L’association « Vacances vertes » a célébré la Journée mondiale de l’Environnement en appelant les communautés à la mobilisation, mais aussi les autorités à une adaptation des politiques publiques aux réalités du terrain.
La célébration de la Journée mondiale de l’environnement, célébrée le 5 juin est l’occasion pour les femmes d’élever la voix pour dire l’urgence qu’il y a à prendre en charge la question environnementale. Célébrée sous le thème : « maintenant pour le climat », les femmes africaines ont rappelé que cette journée est une occasion de rappeler à l’opinion une vérité impossible à ignorer, c’est-à-dire que le climat change plus vite que les réponses politiques et économiques. Selon Khady Camara, présidente de l’association « Vacances vertes », le thème de cette année résonne avec une force particulière sur le continent africain, où les conséquences du dérèglement climatique sont déjà visibles dans les champs asséchés, les inondations répétées, l’avancée du désert et l’insécurité alimentaire.
« Pour nous, femmes africaines particulièrement sénégalaises, le changement climatique n’est pas une statistique. C’est une réalité quotidienne. Lorsque les pluies deviennent imprévisibles, ou que les récoltes diminuent ou que les catastrophes frappent ce sont souvent les femmes qui parcourent de plus longues distances pour trouver de l’eau, nourrir les familles ou organiser la résilience communautaire », a martelé Khady Camara. Poursuivant, elle a rappelé que l’écoféminisme nous enseigne que la domination de la nature et l’oppression des femmes trouvent leurs racines dans les mêmes systèmes d’exploitation. Depuis des décennies, c’est le modèle dominant patriarcal capitaliste qui est la principale cause des changements climatiques. Et pourtant, dans de nombreuses communautés africaines, à l’image du Sénégal, les femmes sont depuis longtemps les gardiennes des semences, des forêts, des terres agricoles et des traditions de préservation de l’environnement.

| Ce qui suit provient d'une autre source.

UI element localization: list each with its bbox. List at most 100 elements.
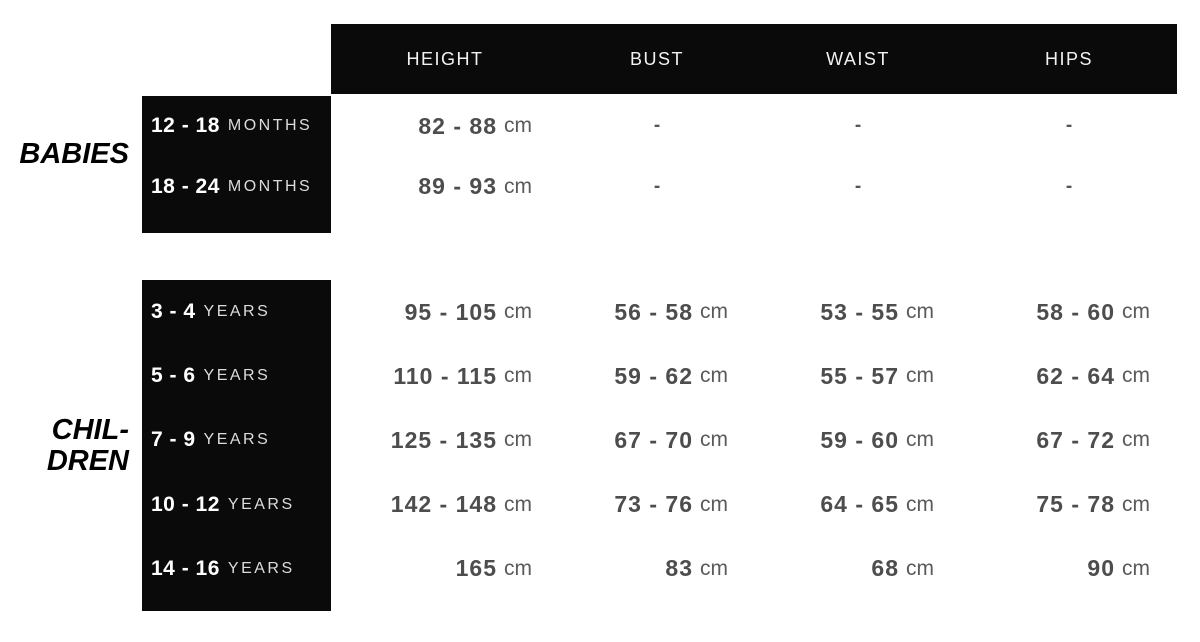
section-label-children-line2: DREN <box>46 445 129 477</box>
cell-hips: 58 - 60 cm <box>961 280 1177 344</box>
unit: cm <box>1122 364 1150 388</box>
cell-height: 142 - 148 cm <box>331 473 559 537</box>
age-row-10-12-years: 10 - 12 YEARS <box>142 473 331 537</box>
cell-hips-empty: - <box>961 96 1177 157</box>
value: 59 - 62 <box>614 362 693 389</box>
cell-waist: 68 cm <box>755 537 961 601</box>
unit: cm <box>906 556 934 580</box>
age-row-12-18-months: 12 - 18 MONTHS <box>142 96 331 157</box>
unit: cm <box>906 300 934 324</box>
age-row-14-16-years: 14 - 16 YEARS <box>142 537 331 601</box>
unit: cm <box>504 428 532 452</box>
value: 53 - 55 <box>820 298 899 325</box>
cell-bust-empty: - <box>559 96 755 157</box>
value: 125 - 135 <box>390 426 497 453</box>
section-label-babies: BABIES <box>19 138 129 170</box>
age-labels-babies: 12 - 18 MONTHS 18 - 24 MONTHS <box>142 96 331 233</box>
unit: cm <box>504 300 532 324</box>
age-range: 14 - 16 <box>151 556 220 580</box>
column-header-waist: WAIST <box>826 48 890 69</box>
age-range: 10 - 12 <box>151 492 220 516</box>
unit: cm <box>906 428 934 452</box>
value: 64 - 65 <box>820 491 899 518</box>
cell-hips: 90 cm <box>961 537 1177 601</box>
age-range: 5 - 6 <box>151 364 196 388</box>
column-header-bust: BUST <box>629 48 684 69</box>
unit: cm <box>700 428 728 452</box>
empty-marker: - <box>1065 115 1073 137</box>
measurements-babies: 82 - 88 cm - - - 89 - 93 cm - - - <box>331 96 1177 233</box>
cell-bust: 56 - 58 cm <box>559 280 755 344</box>
cell-height: 125 - 135 cm <box>331 408 559 472</box>
empty-marker: - <box>653 115 661 137</box>
value: 110 - 115 <box>393 362 497 389</box>
unit: cm <box>906 364 934 388</box>
unit: cm <box>700 364 728 388</box>
cell-hips: 62 - 64 cm <box>961 344 1177 408</box>
unit: cm <box>1122 428 1150 452</box>
unit: cm <box>1122 492 1150 516</box>
value: 59 - 60 <box>820 426 899 453</box>
age-row-18-24-months: 18 - 24 MONTHS <box>142 157 331 218</box>
empty-marker: - <box>1065 175 1073 197</box>
cell-height: 95 - 105 cm <box>331 280 559 344</box>
value: 75 - 78 <box>1036 491 1115 518</box>
age-range: 12 - 18 <box>151 114 220 138</box>
unit: cm <box>700 556 728 580</box>
cell-bust-empty: - <box>559 157 755 218</box>
unit: cm <box>700 300 728 324</box>
section-label-children-line1: CHIL- <box>51 414 129 446</box>
cell-height: 110 - 115 cm <box>331 344 559 408</box>
unit: cm <box>504 556 532 580</box>
cell-waist: 55 - 57 cm <box>755 344 961 408</box>
age-range: 7 - 9 <box>151 428 196 452</box>
age-row-3-4-years: 3 - 4 YEARS <box>142 280 331 344</box>
value: 95 - 105 <box>404 298 497 325</box>
age-row-7-9-years: 7 - 9 YEARS <box>142 408 331 472</box>
cell-bust: 83 cm <box>559 537 755 601</box>
value: 90 <box>1087 555 1115 582</box>
cell-height: 89 - 93 cm <box>331 157 559 218</box>
unit: cm <box>504 492 532 516</box>
age-range: 3 - 4 <box>151 300 196 324</box>
measurements-children: 95 - 105 cm 56 - 58 cm 53 - 55 cm 58 - 6… <box>331 280 1177 611</box>
value: 58 - 60 <box>1036 298 1115 325</box>
value: 89 - 93 <box>418 173 497 200</box>
value: 73 - 76 <box>614 491 693 518</box>
cell-bust: 73 - 76 cm <box>559 473 755 537</box>
age-unit: YEARS <box>203 303 271 321</box>
cell-bust: 67 - 70 cm <box>559 408 755 472</box>
age-unit: MONTHS <box>227 177 313 195</box>
cell-waist: 64 - 65 cm <box>755 473 961 537</box>
cell-hips-empty: - <box>961 157 1177 218</box>
unit: cm <box>504 174 532 198</box>
column-header-hips: HIPS <box>1044 48 1093 69</box>
age-unit: YEARS <box>203 431 271 449</box>
unit: cm <box>504 364 532 388</box>
empty-marker: - <box>653 175 661 197</box>
unit: cm <box>1122 556 1150 580</box>
table-header: HEIGHT BUST WAIST HIPS <box>331 24 1177 94</box>
cell-hips: 67 - 72 cm <box>961 408 1177 472</box>
age-unit: YEARS <box>227 559 295 577</box>
age-unit: MONTHS <box>227 117 313 135</box>
empty-marker: - <box>854 175 862 197</box>
age-unit: YEARS <box>227 495 295 513</box>
cell-waist: 59 - 60 cm <box>755 408 961 472</box>
value: 68 <box>871 555 899 582</box>
value: 82 - 88 <box>418 112 497 139</box>
unit: cm <box>1122 300 1150 324</box>
value: 142 - 148 <box>390 491 497 518</box>
age-unit: YEARS <box>203 367 271 385</box>
cell-waist: 53 - 55 cm <box>755 280 961 344</box>
cell-hips: 75 - 78 cm <box>961 473 1177 537</box>
unit: cm <box>504 114 532 138</box>
unit: cm <box>700 492 728 516</box>
cell-bust: 59 - 62 cm <box>559 344 755 408</box>
unit: cm <box>906 492 934 516</box>
value: 56 - 58 <box>614 298 693 325</box>
value: 67 - 70 <box>614 426 693 453</box>
value: 83 <box>665 555 693 582</box>
value: 165 <box>455 555 497 582</box>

Toujours selon, au moment où le monde rural valse entre forte chaleur, dégradation des terres, pertes de récoltes, épizootie, espèces invasives, érosion des sols et l’exode rural, il ne suffit plus de parler d’adaptation climatique, mais plutôt reconnaître le rôle central des femmes dans la construction d’un avenir durable. « Pour nous, les solutions existent à travers la promotion de l’agroécologie, du reboisement communautaire, de la gestion durable de l’eau, des énergies renouvelables locales, économie circulaire et de la protection des savoirs endogènes à travers le projet Naforet. Khady Camara de poursuivre que ces initiatives souvent portées par des femmes, démontrent qu’une autre relation avec la nature est possible avec l’alternative agricole Résiliente, c’est-à-dire, changer nos modes de production agraire, donner la voix à la femme paysanne, retourner vers la ruralité et assoir une économie durable.
« Il est injuste que l’Afrique, qui contribue faiblement aux émissions mondiales de gaz à effet de serre, subisse de plein fouet les conséquences du réchauffement climatique. Et c’est là tout le sens de la grande marche historique des femmes pour la justice climatique que j’ai initiée au Sénégal depuis 2021. Car défendre le climat, c’est défendre la vie. Défendre les femmes. Défendre les communautés. Défendre notre avenir commun ! », a rappelé Khady Camara.